Category 2 Vayu: Very Severe Cyclonic Storm Vayu formed in the Arabian Sea.

Areas affected include Maldives, India, Pakistan, Oman.

Category 1 Hikka: A depression formed in the Arabian Sea and soon intensified into a cyclonic storm. Areas affected include Oman, India.

Category 4 Kyarr: Super Cyclonic Storm Kyarr is the first Super Cyclonic Storm over the North Indian Ocean since Gonu in 2007. It was also the strongest tropical cyclone in the Arabian Sea ever recorded and the second-most intense tropical cyclone in North Indian Ocean history only behind the 1999 Odisha cyclone.

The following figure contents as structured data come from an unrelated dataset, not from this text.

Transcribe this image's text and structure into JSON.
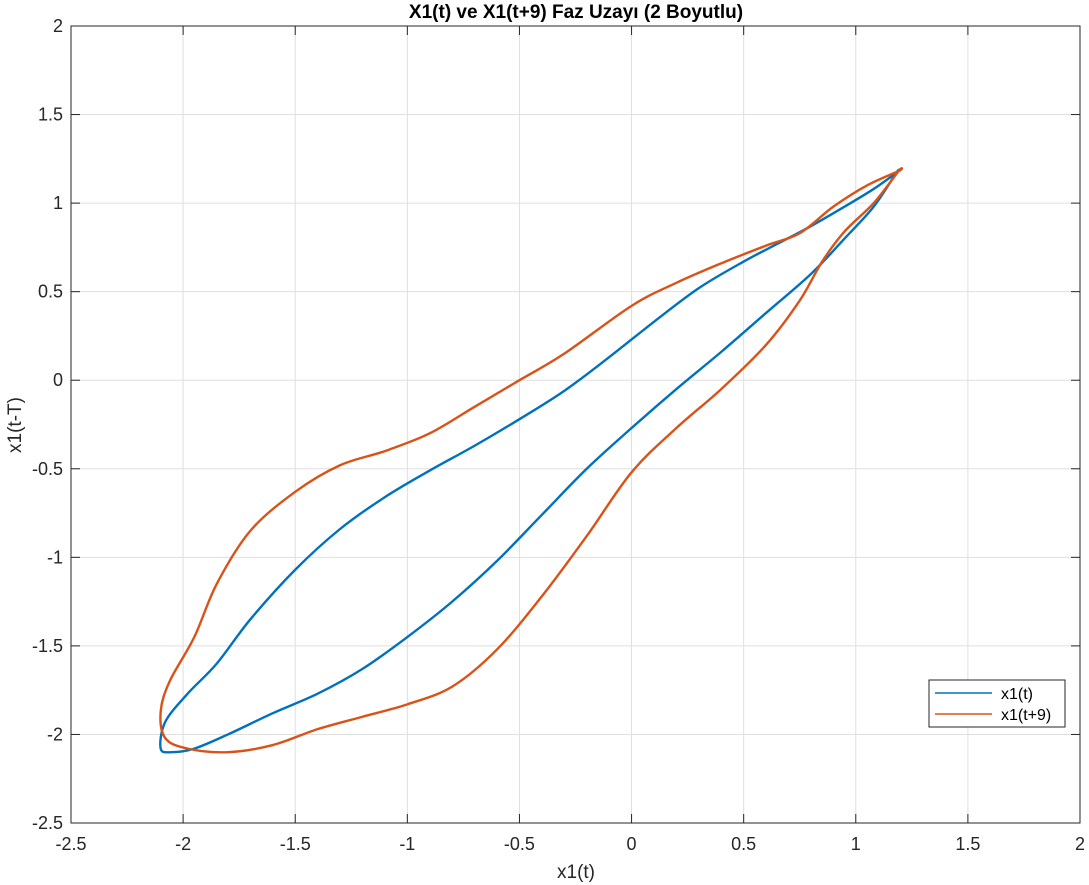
{
  "chart_data": {
    "type": "line",
    "title": "X1(t) ve X1(t+9) Faz Uzayı (2 Boyutlu)",
    "xlabel": "x1(t)",
    "ylabel": "x1(t-T)",
    "xlim": [
      -2.5,
      2
    ],
    "ylim": [
      -2.5,
      2
    ],
    "xticks": [
      -2.5,
      -2,
      -1.5,
      -1,
      -0.5,
      0,
      0.5,
      1,
      1.5,
      2
    ],
    "yticks": [
      -2.5,
      -2,
      -1.5,
      -1,
      -0.5,
      0,
      0.5,
      1,
      1.5,
      2
    ],
    "xtick_labels": [
      "-2.5",
      "-2",
      "-1.5",
      "-1",
      "-0.5",
      "0",
      "0.5",
      "1",
      "1.5",
      "2"
    ],
    "ytick_labels": [
      "-2.5",
      "-2",
      "-1.5",
      "-1",
      "-0.5",
      "0",
      "0.5",
      "1",
      "1.5",
      "2"
    ],
    "grid": true,
    "legend_position": "bottom-right",
    "series": [
      {
        "name": "x1(t)",
        "color": "#0072BD",
        "closed": true,
        "points": [
          [
            1.18,
            1.17
          ],
          [
            1.08,
            1.08
          ],
          [
            0.95,
            0.98
          ],
          [
            0.8,
            0.87
          ],
          [
            0.65,
            0.77
          ],
          [
            0.5,
            0.67
          ],
          [
            0.3,
            0.52
          ],
          [
            0.1,
            0.33
          ],
          [
            -0.1,
            0.13
          ],
          [
            -0.3,
            -0.06
          ],
          [
            -0.5,
            -0.22
          ],
          [
            -0.7,
            -0.37
          ],
          [
            -0.9,
            -0.51
          ],
          [
            -1.1,
            -0.66
          ],
          [
            -1.3,
            -0.84
          ],
          [
            -1.5,
            -1.07
          ],
          [
            -1.7,
            -1.35
          ],
          [
            -1.85,
            -1.6
          ],
          [
            -1.98,
            -1.77
          ],
          [
            -2.08,
            -1.93
          ],
          [
            -2.1,
            -2.08
          ],
          [
            -2.05,
            -2.1
          ],
          [
            -1.95,
            -2.08
          ],
          [
            -1.8,
            -2.0
          ],
          [
            -1.6,
            -1.88
          ],
          [
            -1.4,
            -1.77
          ],
          [
            -1.2,
            -1.63
          ],
          [
            -1.0,
            -1.45
          ],
          [
            -0.8,
            -1.25
          ],
          [
            -0.6,
            -1.02
          ],
          [
            -0.4,
            -0.76
          ],
          [
            -0.2,
            -0.5
          ],
          [
            0.0,
            -0.27
          ],
          [
            0.2,
            -0.05
          ],
          [
            0.4,
            0.16
          ],
          [
            0.6,
            0.38
          ],
          [
            0.8,
            0.6
          ],
          [
            0.95,
            0.8
          ],
          [
            1.08,
            0.98
          ],
          [
            1.18,
            1.17
          ]
        ]
      },
      {
        "name": "x1(t+9)",
        "color": "#D95319",
        "closed": true,
        "points": [
          [
            1.19,
            1.18
          ],
          [
            1.05,
            1.1
          ],
          [
            0.9,
            0.98
          ],
          [
            0.75,
            0.83
          ],
          [
            0.6,
            0.76
          ],
          [
            0.4,
            0.66
          ],
          [
            0.2,
            0.55
          ],
          [
            0.0,
            0.42
          ],
          [
            -0.3,
            0.15
          ],
          [
            -0.5,
            0.0
          ],
          [
            -0.7,
            -0.15
          ],
          [
            -0.9,
            -0.3
          ],
          [
            -1.1,
            -0.4
          ],
          [
            -1.3,
            -0.48
          ],
          [
            -1.5,
            -0.63
          ],
          [
            -1.7,
            -0.85
          ],
          [
            -1.85,
            -1.15
          ],
          [
            -1.95,
            -1.45
          ],
          [
            -2.06,
            -1.7
          ],
          [
            -2.1,
            -1.87
          ],
          [
            -2.08,
            -2.02
          ],
          [
            -1.98,
            -2.08
          ],
          [
            -1.8,
            -2.1
          ],
          [
            -1.6,
            -2.06
          ],
          [
            -1.4,
            -1.97
          ],
          [
            -1.2,
            -1.9
          ],
          [
            -1.0,
            -1.83
          ],
          [
            -0.8,
            -1.73
          ],
          [
            -0.6,
            -1.52
          ],
          [
            -0.4,
            -1.22
          ],
          [
            -0.2,
            -0.88
          ],
          [
            0.0,
            -0.52
          ],
          [
            0.2,
            -0.27
          ],
          [
            0.4,
            -0.05
          ],
          [
            0.6,
            0.2
          ],
          [
            0.75,
            0.45
          ],
          [
            0.85,
            0.67
          ],
          [
            0.95,
            0.84
          ],
          [
            1.08,
            1.0
          ],
          [
            1.19,
            1.18
          ]
        ]
      }
    ]
  }
}
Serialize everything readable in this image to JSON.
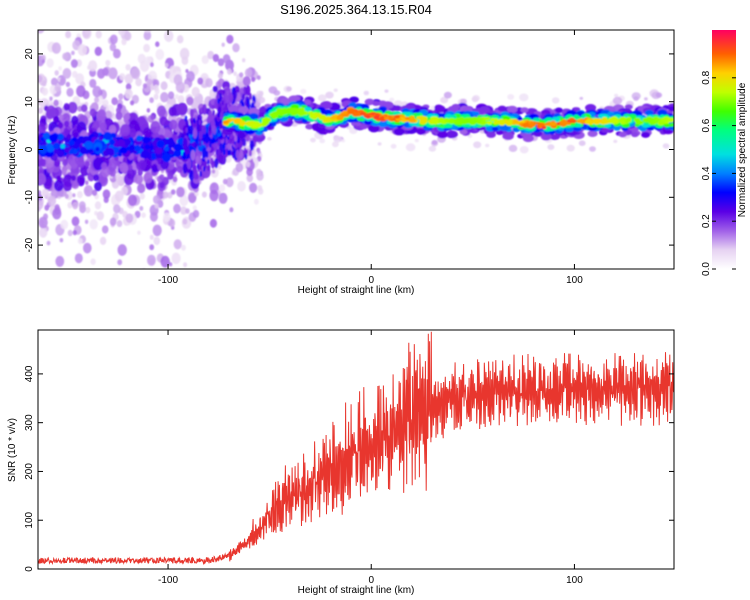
{
  "figure_title": "S196.2025.364.13.15.R04",
  "chart_data": [
    {
      "type": "heatmap",
      "title": "S196.2025.364.13.15.R04",
      "xlabel": "Height of straight line (km)",
      "ylabel": "Frequency (Hz)",
      "xlim": [
        -164,
        149
      ],
      "ylim": [
        -25,
        25
      ],
      "xticks": [
        -100,
        0,
        100
      ],
      "yticks": [
        -20,
        -10,
        0,
        10,
        20
      ],
      "colorbar": {
        "label": "Normalized spectral amplitude",
        "range": [
          0,
          1
        ],
        "ticks": [
          0.0,
          0.2,
          0.4,
          0.6,
          0.8
        ]
      },
      "ridge": {
        "description": "dominant frequency track",
        "points_km_hz": [
          [
            -160,
            1
          ],
          [
            -130,
            1
          ],
          [
            -100,
            0
          ],
          [
            -85,
            1
          ],
          [
            -70,
            6
          ],
          [
            -55,
            5
          ],
          [
            -45,
            8
          ],
          [
            -35,
            8
          ],
          [
            -20,
            6
          ],
          [
            -10,
            8
          ],
          [
            0,
            7
          ],
          [
            30,
            6
          ],
          [
            60,
            6
          ],
          [
            85,
            5
          ],
          [
            100,
            6
          ],
          [
            149,
            6
          ]
        ]
      }
    },
    {
      "type": "line",
      "xlabel": "Height of straight line (km)",
      "ylabel": "SNR (10 * v/v)",
      "xlim": [
        -164,
        149
      ],
      "ylim": [
        0,
        490
      ],
      "xticks": [
        -100,
        0,
        100
      ],
      "yticks": [
        0,
        100,
        200,
        300,
        400
      ],
      "series": [
        {
          "name": "SNR",
          "color": "#e8362e",
          "trend_km_snr": [
            [
              -164,
              15
            ],
            [
              -100,
              15
            ],
            [
              -80,
              15
            ],
            [
              -70,
              25
            ],
            [
              -60,
              60
            ],
            [
              -50,
              110
            ],
            [
              -40,
              150
            ],
            [
              -30,
              170
            ],
            [
              -20,
              210
            ],
            [
              -10,
              230
            ],
            [
              0,
              250
            ],
            [
              10,
              280
            ],
            [
              20,
              310
            ],
            [
              30,
              330
            ],
            [
              40,
              345
            ],
            [
              50,
              360
            ],
            [
              70,
              365
            ],
            [
              100,
              370
            ],
            [
              149,
              370
            ]
          ]
        }
      ]
    }
  ]
}
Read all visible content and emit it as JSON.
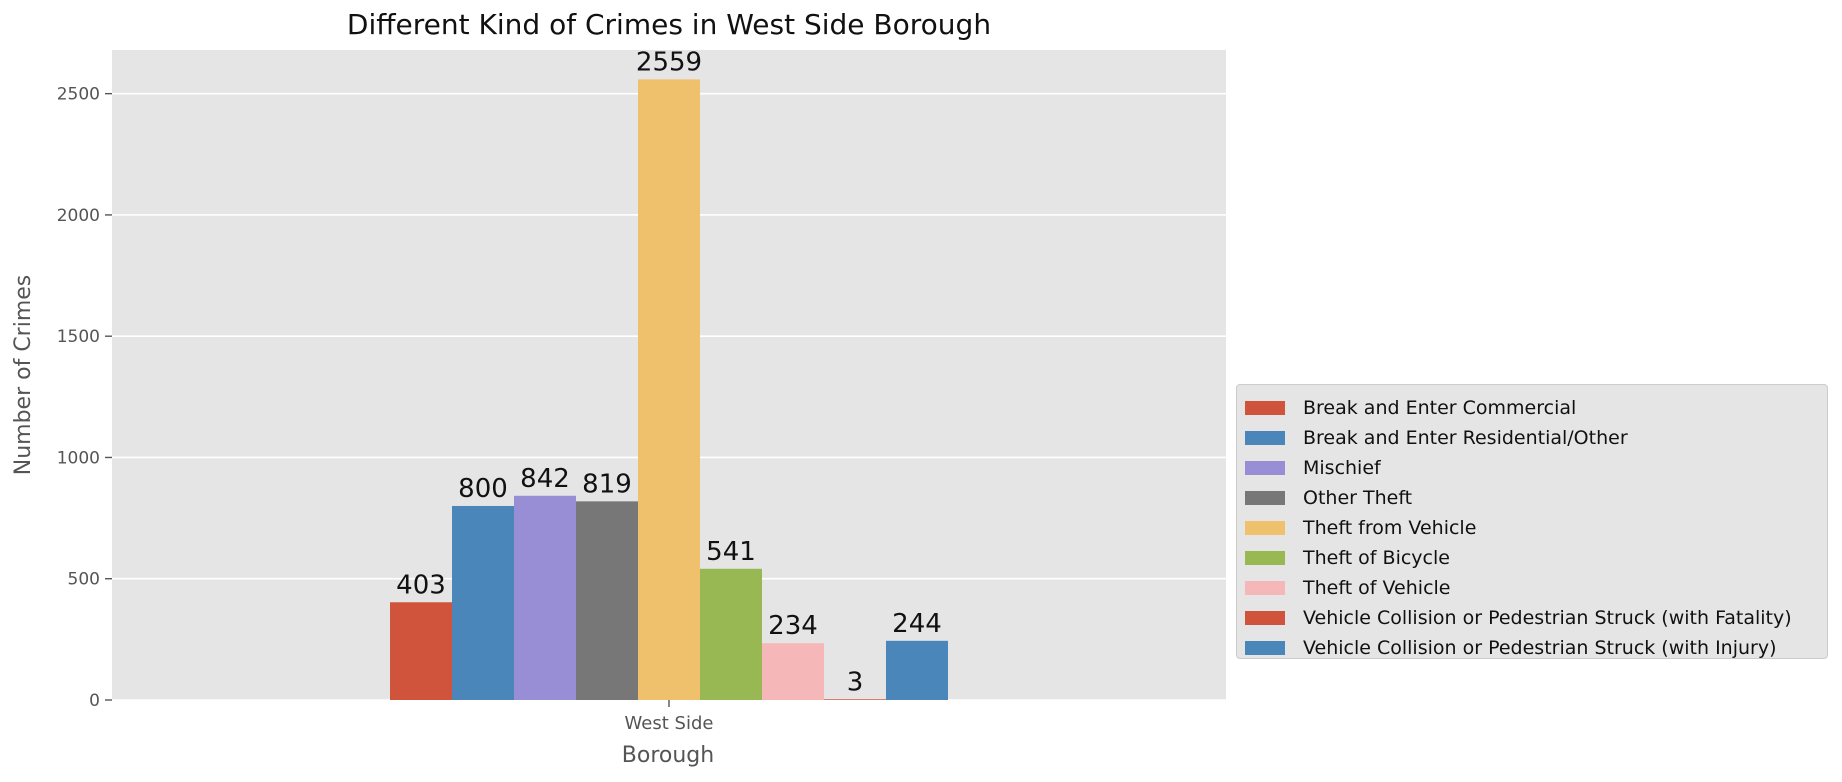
{
  "chart_data": {
    "type": "bar",
    "title": "Different Kind of Crimes in West Side Borough",
    "xlabel": "Borough",
    "ylabel": "Number of Crimes",
    "categories": [
      "West Side"
    ],
    "ylim": [
      0,
      2680
    ],
    "yticks": [
      0,
      500,
      1000,
      1500,
      2000,
      2500
    ],
    "grid": true,
    "legend_position": "right",
    "series": [
      {
        "name": "Break and Enter Commercial",
        "values": [
          403
        ],
        "color": "#d0533b"
      },
      {
        "name": "Break and Enter Residential/Other",
        "values": [
          800
        ],
        "color": "#4a86b9"
      },
      {
        "name": "Mischief",
        "values": [
          842
        ],
        "color": "#988ed5"
      },
      {
        "name": "Other Theft",
        "values": [
          819
        ],
        "color": "#777777"
      },
      {
        "name": "Theft from Vehicle",
        "values": [
          2559
        ],
        "color": "#f0c16c"
      },
      {
        "name": "Theft of Bicycle",
        "values": [
          541
        ],
        "color": "#98b854"
      },
      {
        "name": "Theft of Vehicle",
        "values": [
          234
        ],
        "color": "#f5b7b7"
      },
      {
        "name": "Vehicle Collision or Pedestrian Struck (with Fatality)",
        "values": [
          3
        ],
        "color": "#d0533b"
      },
      {
        "name": "Vehicle Collision or Pedestrian Struck (with Injury)",
        "values": [
          244
        ],
        "color": "#4a86b9"
      }
    ]
  }
}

Kyarr developed from a low-pressure system near the Equator. Areas affected include West India, Oman, UAE.

Category 4 Maha: It is the fourth cyclone in Arabian Sea. It formed off the southwest coast of India. 

Kyarr and Maha tropical cyclones – Rare two low pressures in Arabian sea:

  • Two tropical cyclones were active in the Arabian Sea – Kyarr and Maha. 
  • India Meteorological Department (IMD) confirmed that this was the first recorded case since 1965 of two cyclones occurring simultaneously in the Arabian Sea.
  • Only one or two tropical cyclones form each year in the Arabian Sea, on average since 1891, according to IMD records.
  • This phenomenon occurred due to a strongly positive Indian Ocean dipole and the Madden-Julian oscillation.
  • Cyclone Maha formed off the coast of western India is expected to gain strength over the central Arabian Sea over the next few days while Cyclone Kyarr is weakening.